Im Zentrum der Arbeit des künftigen Senats müsse "die nachhaltige Konsolidierung des Haushalts und eine Politik zugunsten von Wachstum und Beschäftigung stehen", sagte der Vizepräses der Handelskammer, Karl-Joachim Dreyer. "Dazu setzen wir nicht zuletzt auf eine dritte Mittelstandsvereinbarung zwischen Senat, Handels- und Handwerkskammer, die beispielsweise eine bedarfsgerechte Flächenversorgung der kleinen und mittleren Betriebe einschließlich der Schaffung von Technologieparks sichert", so Dreyer. Dringender Handlungsbedarf bestehe zudem bei der Umsetzung der wichtigen Infrastrukturmaßnahmen, "insbesondere bei der Fahrrinnenanpassung der Elbe, dem Bau einer Hafenquerspange und dem Hafenausbau". Die Hafenquerspange soll südlich der Elbe die Autobahnen A1 und A7 verbinden.

Josef Katzer, Präsident der Handwerkskammer, freut sich nach eigenen Worten schon auf die Zusammenarbeit mit Scholz bei der gemeinsamen Entwicklung eines Konzeptes Handwerk 2020. "Sein Versprechen, dies zeitnah und in enger Abstimmung mit uns anzugehen, werden wir beim Wort nehmen. Dies betrifft auch die Realisierung von Handwerker- und Gewerbehöfen." Bei einem gemeinsamen Vorgehen zwischen dem neuen Bürgermeister und der Wirtschaft sollte der Senat sowohl für mehr Wohnungen als auch für bezahlbare Gewerbeflächen sorgen, sagte Katzer.
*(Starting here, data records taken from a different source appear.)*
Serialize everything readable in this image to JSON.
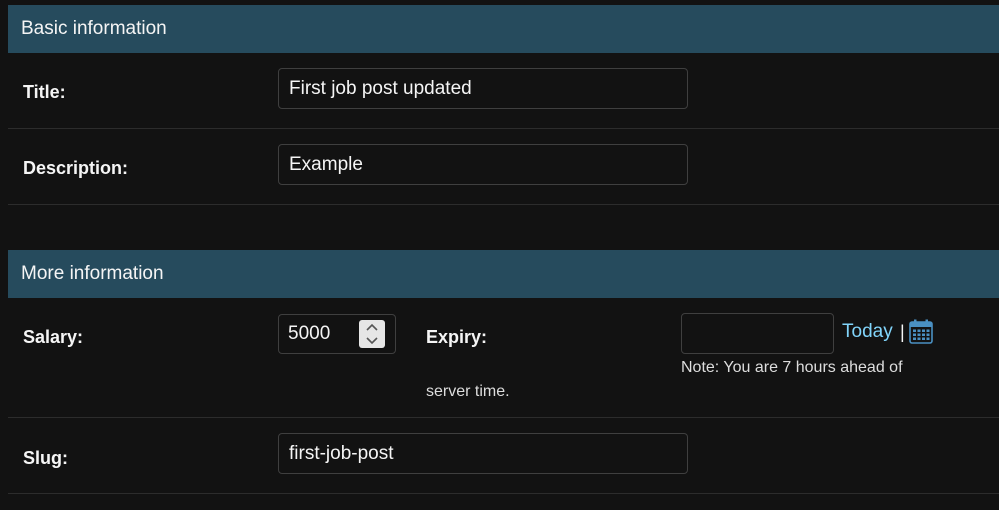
{
  "basic_section": {
    "title": "Basic information",
    "fields": {
      "title": {
        "label": "Title:",
        "value": "First job post updated"
      },
      "description": {
        "label": "Description:",
        "value": "Example"
      }
    }
  },
  "more_section": {
    "title": "More information",
    "fields": {
      "salary": {
        "label": "Salary:",
        "value": "5000"
      },
      "expiry": {
        "label": "Expiry:",
        "value": "",
        "today_link": "Today",
        "separator": "|",
        "note_line1": "Note: You are 7 hours ahead of",
        "note_line2": "server time."
      },
      "slug": {
        "label": "Slug:",
        "value": "first-job-post"
      }
    }
  },
  "colors": {
    "header_bg": "#264b5d",
    "page_bg": "#121212",
    "link": "#81d4fa",
    "calendar_icon": "#4a90c2"
  }
}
Besonderen Wert legt der Handwerkskammer-Präsident auf die qualitative Weiterentwicklung des Bildungssystems: "Alle Hamburgerinnen und Hamburger sollten einen Berufsabschluss machen können. Denn die Fachkräftesicherung soll - auch im Handwerk - erste Priorität erhalten." Neben einer zügigen Elbvertiefung und dem Hafenausbau fordert auch Uli Wachholtz, Präsident des Verbandes UVNord, "die Verbesserung der Verkehrsinfrastruktur, allen voran die längst überfällige Hafenquerspange". Zudem forciert der Verband, der mehr als 30 000 Unternehmen in Hamburg und Schleswig-Holstein vertritt, "die Ausweitung der Zusammenarbeit zwischen beiden Bundesländern auf allen politischen Themenfeldern. Aus Sicht der Hamburger Arbeitgeber wird es nunmehr darauf ankommen, einen stringenten Kurs der Haushaltskonsolidierung zu betreiben", so Wachholtz.
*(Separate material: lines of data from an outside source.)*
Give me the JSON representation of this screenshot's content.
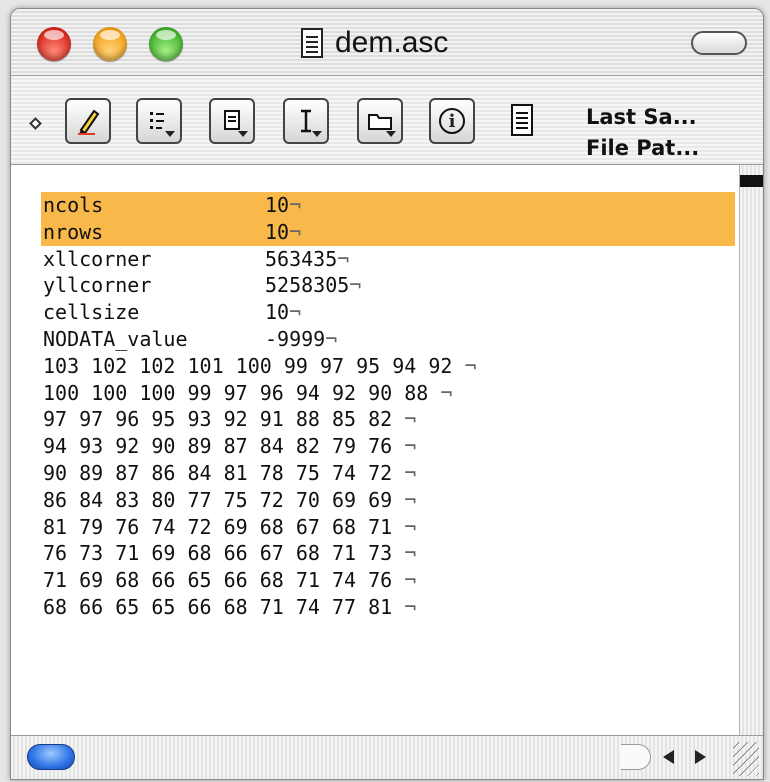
{
  "window": {
    "title": "dem.asc"
  },
  "toolbar": {
    "info_line1": "Last Sa...",
    "info_line2": "File Pat..."
  },
  "file": {
    "header": [
      {
        "key": "ncols",
        "value": "10"
      },
      {
        "key": "nrows",
        "value": "10"
      },
      {
        "key": "xllcorner",
        "value": "563435"
      },
      {
        "key": "yllcorner",
        "value": "5258305"
      },
      {
        "key": "cellsize",
        "value": "10"
      },
      {
        "key": "NODATA_value",
        "value": "-9999"
      }
    ],
    "rows": [
      "103 102 102 101 100 99 97 95 94 92 ",
      "100 100 100 99 97 96 94 92 90 88 ",
      "97 97 96 95 93 92 91 88 85 82 ",
      "94 93 92 90 89 87 84 82 79 76 ",
      "90 89 87 86 84 81 78 75 74 72 ",
      "86 84 83 80 77 75 72 70 69 69 ",
      "81 79 76 74 72 69 68 67 68 71 ",
      "76 73 71 69 68 66 67 68 71 73 ",
      "71 69 68 66 65 66 68 71 74 76 ",
      "68 66 65 65 66 68 71 74 77 81 "
    ],
    "eol_marker": "¬",
    "selected_lines": [
      0,
      1
    ]
  },
  "colors": {
    "selection": "#f8b94a",
    "close": "#d9261c",
    "minimize": "#f2a21a",
    "zoom": "#3fb12b",
    "scroll_thumb": "#2e74e6"
  },
  "icons": [
    "close-button",
    "minimize-button",
    "zoom-button",
    "document-icon",
    "pencil-icon",
    "list-icon",
    "document-menu-icon",
    "text-cursor-icon",
    "folder-icon",
    "info-icon",
    "page-icon",
    "scroll-left-arrow",
    "scroll-right-arrow",
    "resize-grip"
  ]
}
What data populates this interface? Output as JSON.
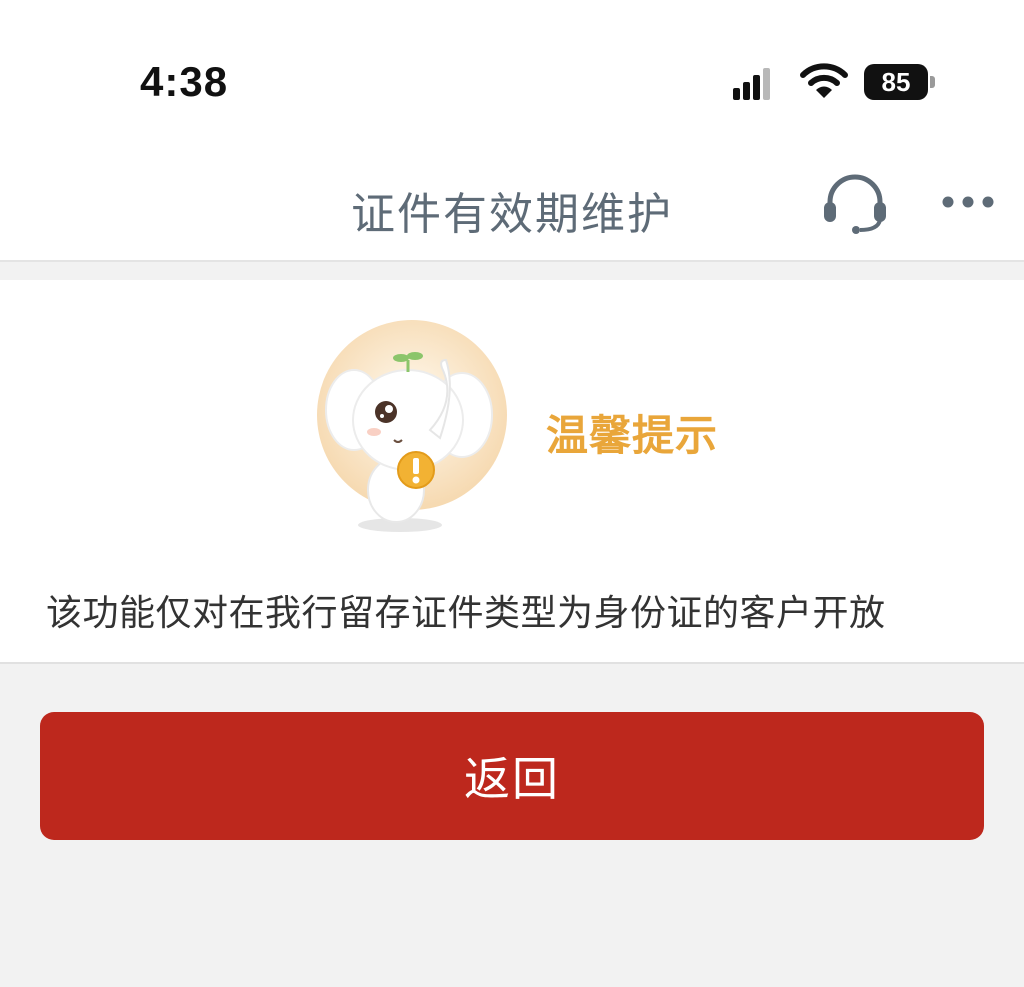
{
  "status_bar": {
    "time": "4:38",
    "battery_level": "85",
    "icons": [
      "signal-icon",
      "wifi-icon",
      "battery-icon"
    ]
  },
  "header": {
    "title": "证件有效期维护",
    "icons": [
      "headset-icon",
      "more-icon"
    ]
  },
  "notice": {
    "title": "温馨提示",
    "message": "该功能仅对在我行留存证件类型为身份证的客户开放",
    "title_color": "#e9a63a",
    "mascot": "elephant-mascot-icon"
  },
  "actions": {
    "back_label": "返回",
    "button_color": "#bd281d"
  }
}
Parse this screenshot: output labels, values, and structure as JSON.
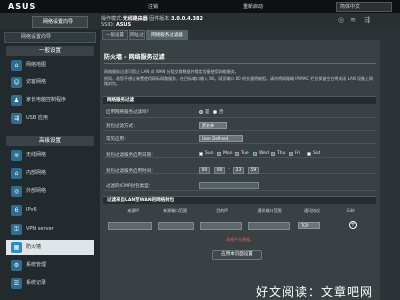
{
  "header": {
    "logo": "ASUS",
    "logout_label": "注销",
    "reboot_label": "重新启动",
    "language": "简体中文"
  },
  "status": {
    "setup_label": "网络设置向导",
    "op_mode_label": "操作模式:",
    "op_mode_value": "无线路由器",
    "firmware_label": "固件版本:",
    "firmware_value": "3.0.0.4.382",
    "ssid_label": "SSID:",
    "ssid_value": "ASUS"
  },
  "sidebar": {
    "general_title": "一般设置",
    "general_items": [
      {
        "label": "网络地图",
        "icon": "network-map-icon"
      },
      {
        "label": "访客网络",
        "icon": "guest-network-icon"
      },
      {
        "label": "家长电脑控制程序",
        "icon": "parental-control-icon"
      },
      {
        "label": "USB 应用",
        "icon": "usb-icon"
      }
    ],
    "advanced_title": "高级设置",
    "advanced_items": [
      {
        "label": "无线网络",
        "icon": "wireless-icon"
      },
      {
        "label": "内部网络",
        "icon": "lan-icon"
      },
      {
        "label": "外部网络",
        "icon": "wan-icon"
      },
      {
        "label": "IPv6",
        "icon": "ipv6-icon"
      },
      {
        "label": "VPN server",
        "icon": "vpn-icon"
      },
      {
        "label": "防火墙",
        "icon": "firewall-icon"
      },
      {
        "label": "系统管理",
        "icon": "administration-icon"
      },
      {
        "label": "系统记录",
        "icon": "system-log-icon"
      }
    ],
    "active_index": 5
  },
  "tabs": [
    "一般设置",
    "网址过滤",
    "网络服务过滤器"
  ],
  "page": {
    "title": "防火墙 - 网络服务过滤",
    "desc_lines": [
      "网络服务过滤可阻止 LAN 对 WAN 分组交换数据并限定设备使用网络服务。",
      "例如，若您不想让装置使用网际网路服务，在目标端口输入 80。网页端口 80 的交通将被阻。请勿将网路端 IP/MAC 栏位保留空白将关闭 LAN 设备上网路封包。"
    ],
    "section_title": "网络服务过滤",
    "enable_label": "启用网络服务过滤吗？",
    "enable_yes": "是",
    "enable_no": "否",
    "filter_table_label": "封包过滤方式：",
    "filter_table_value": "黑名单",
    "well_known_label": "常见应用：",
    "well_known_value": "User Defined",
    "date_label": "封包过滤服务启用日期：",
    "days": [
      "Sun",
      "Mon",
      "Tue",
      "Wed",
      "Thu",
      "Fri",
      "Sat"
    ],
    "days_checked": [
      false,
      true,
      true,
      true,
      true,
      true,
      false
    ],
    "time_label": "封包过滤服务启用时间：",
    "time_from": [
      "00",
      "00"
    ],
    "time_to": [
      "23",
      "59"
    ],
    "icmp_label": "过滤的ICMP封包类型：",
    "table_title": "过滤来自LAN至WAN的网络封包",
    "columns": [
      "来源IP",
      "来源端口范围",
      "目的IP",
      "通讯端口范围",
      "通讯协议",
      "Edit"
    ],
    "protocol_value": "TCP",
    "no_data": "表格中无数据。",
    "apply_label": "应用本页面设置"
  },
  "watermark": "好文阅读：文章吧网"
}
Auch nach Auffassung des Groß- und Außenhandelsverbands AGA ist die Sanierung des Haushalts die wichtigste Aufgabe. "Ebenfalls dringend sind Investitionen in die Hafen- und Verkehrsinfrastruktur", so AGA-Hauptgeschäftsführer Volker Tschirch. Dazu gehöre der Ausbau der Hinterlandanbindung, nicht zuletzt über die Realisierung der Y-Trasse, einer Eisenbahnneubaustrecke zwischen Hamburg, Bremen und Hannover. Auch die Bildungspolitik steht auf der Prioritätenliste des AGA für den Senat weit oben: "Der Schulfrieden muss dauerhaft sein. Wir brauchen keine neuen Strukturänderungen. Es kommt jetzt darauf an, die Qualität in den Klassenzimmern und an den Schulen zu sichern."
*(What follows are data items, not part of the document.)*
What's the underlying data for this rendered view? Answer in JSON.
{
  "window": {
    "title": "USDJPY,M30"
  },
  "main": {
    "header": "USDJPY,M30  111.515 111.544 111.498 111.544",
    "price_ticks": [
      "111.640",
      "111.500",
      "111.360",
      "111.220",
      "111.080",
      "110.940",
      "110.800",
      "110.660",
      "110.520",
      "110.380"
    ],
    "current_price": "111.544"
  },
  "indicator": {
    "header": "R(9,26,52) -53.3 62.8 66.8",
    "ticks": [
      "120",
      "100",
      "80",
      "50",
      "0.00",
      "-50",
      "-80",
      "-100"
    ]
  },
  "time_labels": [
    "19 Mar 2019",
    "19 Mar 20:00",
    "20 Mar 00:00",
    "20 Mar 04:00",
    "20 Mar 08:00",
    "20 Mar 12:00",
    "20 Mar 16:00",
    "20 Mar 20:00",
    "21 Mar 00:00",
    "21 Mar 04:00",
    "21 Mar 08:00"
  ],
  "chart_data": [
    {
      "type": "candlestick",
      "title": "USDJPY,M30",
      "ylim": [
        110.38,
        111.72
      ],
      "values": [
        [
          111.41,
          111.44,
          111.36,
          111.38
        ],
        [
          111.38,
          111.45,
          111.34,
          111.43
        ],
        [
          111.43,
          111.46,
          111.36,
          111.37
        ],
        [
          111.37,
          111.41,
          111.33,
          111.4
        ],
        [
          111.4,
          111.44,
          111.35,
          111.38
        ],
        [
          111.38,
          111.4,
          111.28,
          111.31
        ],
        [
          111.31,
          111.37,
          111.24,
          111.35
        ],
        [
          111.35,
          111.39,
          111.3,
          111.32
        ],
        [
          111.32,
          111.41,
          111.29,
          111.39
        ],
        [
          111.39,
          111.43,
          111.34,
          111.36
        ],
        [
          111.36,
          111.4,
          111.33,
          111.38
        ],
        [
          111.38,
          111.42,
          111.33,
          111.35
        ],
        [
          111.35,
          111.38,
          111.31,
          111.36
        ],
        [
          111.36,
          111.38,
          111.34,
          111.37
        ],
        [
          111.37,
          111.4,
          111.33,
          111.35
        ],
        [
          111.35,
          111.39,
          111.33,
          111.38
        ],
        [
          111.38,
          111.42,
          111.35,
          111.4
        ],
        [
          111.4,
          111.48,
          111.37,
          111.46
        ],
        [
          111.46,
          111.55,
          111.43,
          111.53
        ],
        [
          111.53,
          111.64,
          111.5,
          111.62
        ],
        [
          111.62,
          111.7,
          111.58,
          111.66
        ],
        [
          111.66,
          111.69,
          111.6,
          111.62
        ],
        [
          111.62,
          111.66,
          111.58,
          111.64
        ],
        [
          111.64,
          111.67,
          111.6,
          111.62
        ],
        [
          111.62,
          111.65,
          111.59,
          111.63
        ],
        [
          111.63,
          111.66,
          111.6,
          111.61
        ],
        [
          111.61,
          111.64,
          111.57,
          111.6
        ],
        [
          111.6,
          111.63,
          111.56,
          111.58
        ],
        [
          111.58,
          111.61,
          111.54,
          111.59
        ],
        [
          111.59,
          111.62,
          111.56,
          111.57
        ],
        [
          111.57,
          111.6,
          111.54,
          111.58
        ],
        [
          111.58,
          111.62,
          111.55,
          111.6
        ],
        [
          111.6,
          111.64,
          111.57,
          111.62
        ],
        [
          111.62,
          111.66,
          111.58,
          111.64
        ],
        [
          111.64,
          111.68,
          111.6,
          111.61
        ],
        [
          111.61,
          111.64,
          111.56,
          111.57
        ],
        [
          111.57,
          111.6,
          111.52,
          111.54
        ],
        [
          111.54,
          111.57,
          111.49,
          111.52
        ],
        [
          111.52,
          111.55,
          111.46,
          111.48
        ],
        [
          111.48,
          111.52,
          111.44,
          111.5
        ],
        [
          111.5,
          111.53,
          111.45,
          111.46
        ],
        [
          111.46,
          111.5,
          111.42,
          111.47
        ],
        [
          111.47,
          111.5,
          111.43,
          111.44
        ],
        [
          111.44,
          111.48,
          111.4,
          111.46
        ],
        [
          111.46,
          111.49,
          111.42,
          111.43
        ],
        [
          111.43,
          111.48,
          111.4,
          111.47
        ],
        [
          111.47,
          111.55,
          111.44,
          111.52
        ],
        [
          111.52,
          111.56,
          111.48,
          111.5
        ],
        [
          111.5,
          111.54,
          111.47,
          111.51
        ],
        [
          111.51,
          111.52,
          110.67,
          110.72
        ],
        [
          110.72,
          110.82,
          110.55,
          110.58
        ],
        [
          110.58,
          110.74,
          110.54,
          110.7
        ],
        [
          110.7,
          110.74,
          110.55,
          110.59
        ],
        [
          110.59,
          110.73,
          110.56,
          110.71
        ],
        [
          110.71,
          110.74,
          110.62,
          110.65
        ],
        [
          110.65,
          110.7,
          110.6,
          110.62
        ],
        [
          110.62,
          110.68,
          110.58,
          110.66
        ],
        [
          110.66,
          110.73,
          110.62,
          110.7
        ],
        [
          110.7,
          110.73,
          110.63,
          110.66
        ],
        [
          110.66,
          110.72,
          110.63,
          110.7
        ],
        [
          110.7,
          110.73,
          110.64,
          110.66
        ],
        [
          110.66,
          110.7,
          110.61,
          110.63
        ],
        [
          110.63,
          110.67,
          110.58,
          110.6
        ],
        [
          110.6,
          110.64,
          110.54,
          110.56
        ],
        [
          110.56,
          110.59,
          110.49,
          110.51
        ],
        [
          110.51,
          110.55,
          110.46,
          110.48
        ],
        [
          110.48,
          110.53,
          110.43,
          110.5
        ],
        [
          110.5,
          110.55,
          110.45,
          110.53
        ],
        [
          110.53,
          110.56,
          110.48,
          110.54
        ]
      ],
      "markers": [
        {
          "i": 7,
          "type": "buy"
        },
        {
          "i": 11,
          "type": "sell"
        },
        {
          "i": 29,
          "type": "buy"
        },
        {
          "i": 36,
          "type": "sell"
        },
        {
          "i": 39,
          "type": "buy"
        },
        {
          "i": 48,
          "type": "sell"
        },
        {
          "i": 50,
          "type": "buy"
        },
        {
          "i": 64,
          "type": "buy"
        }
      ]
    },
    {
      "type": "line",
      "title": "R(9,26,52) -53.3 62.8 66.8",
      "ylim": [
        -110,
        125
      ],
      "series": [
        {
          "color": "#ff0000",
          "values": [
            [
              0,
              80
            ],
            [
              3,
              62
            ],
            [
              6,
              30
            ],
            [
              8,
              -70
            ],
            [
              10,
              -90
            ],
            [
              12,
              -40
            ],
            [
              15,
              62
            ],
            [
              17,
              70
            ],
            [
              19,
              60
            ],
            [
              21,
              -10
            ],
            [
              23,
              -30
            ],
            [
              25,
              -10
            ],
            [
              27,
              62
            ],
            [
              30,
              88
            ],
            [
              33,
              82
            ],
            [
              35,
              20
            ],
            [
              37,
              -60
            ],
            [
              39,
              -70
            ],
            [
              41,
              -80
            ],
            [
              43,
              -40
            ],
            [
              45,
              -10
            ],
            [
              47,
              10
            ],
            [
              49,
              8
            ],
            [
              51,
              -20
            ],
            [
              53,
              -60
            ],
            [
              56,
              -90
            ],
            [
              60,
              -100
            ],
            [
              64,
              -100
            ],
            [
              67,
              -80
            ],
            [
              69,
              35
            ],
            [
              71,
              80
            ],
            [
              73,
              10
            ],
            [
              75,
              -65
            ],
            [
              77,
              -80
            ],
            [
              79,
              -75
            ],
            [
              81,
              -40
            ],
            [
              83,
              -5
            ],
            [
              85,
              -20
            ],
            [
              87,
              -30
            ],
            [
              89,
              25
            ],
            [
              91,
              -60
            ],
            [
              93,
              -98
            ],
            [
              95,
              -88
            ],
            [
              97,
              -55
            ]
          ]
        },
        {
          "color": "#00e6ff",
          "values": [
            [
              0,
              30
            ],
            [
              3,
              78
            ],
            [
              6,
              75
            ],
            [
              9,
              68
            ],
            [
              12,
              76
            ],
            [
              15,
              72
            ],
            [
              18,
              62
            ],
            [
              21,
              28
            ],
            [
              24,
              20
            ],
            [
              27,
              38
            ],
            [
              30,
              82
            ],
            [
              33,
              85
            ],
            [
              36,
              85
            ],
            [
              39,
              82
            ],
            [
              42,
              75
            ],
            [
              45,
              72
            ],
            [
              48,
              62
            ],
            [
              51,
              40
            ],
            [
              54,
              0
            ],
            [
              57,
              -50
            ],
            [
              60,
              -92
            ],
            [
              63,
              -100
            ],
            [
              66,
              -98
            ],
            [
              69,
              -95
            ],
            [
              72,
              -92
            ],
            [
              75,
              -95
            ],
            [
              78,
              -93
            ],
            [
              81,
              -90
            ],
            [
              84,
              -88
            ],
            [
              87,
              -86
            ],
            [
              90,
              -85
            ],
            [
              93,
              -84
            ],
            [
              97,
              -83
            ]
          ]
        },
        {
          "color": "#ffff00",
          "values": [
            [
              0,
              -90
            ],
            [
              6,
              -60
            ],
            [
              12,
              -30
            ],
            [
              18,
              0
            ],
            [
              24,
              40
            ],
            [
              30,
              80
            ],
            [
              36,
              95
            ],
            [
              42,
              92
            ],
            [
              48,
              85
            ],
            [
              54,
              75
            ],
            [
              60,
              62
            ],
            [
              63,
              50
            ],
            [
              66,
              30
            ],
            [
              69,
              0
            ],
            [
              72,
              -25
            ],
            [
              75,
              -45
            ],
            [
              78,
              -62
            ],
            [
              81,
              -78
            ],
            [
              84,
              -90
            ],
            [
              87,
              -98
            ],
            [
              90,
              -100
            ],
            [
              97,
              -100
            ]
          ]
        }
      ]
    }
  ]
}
Der Hamburger Einzelhandelsverband fordert von Scholz den Verzicht auf die City-Maut und die Umweltzone. "Außerdem sollte es keine weitere expansive Genehmigung von Einzelhandelsflächen mehr geben", sagte Verbandsgeschäftsführer Ulf Kalkmann. Seine dritte Forderung: "Die Unternehmenssteuerreform muss nachgebessert werden, damit Mieten und Pachten nicht mehr besteuert werden müssen."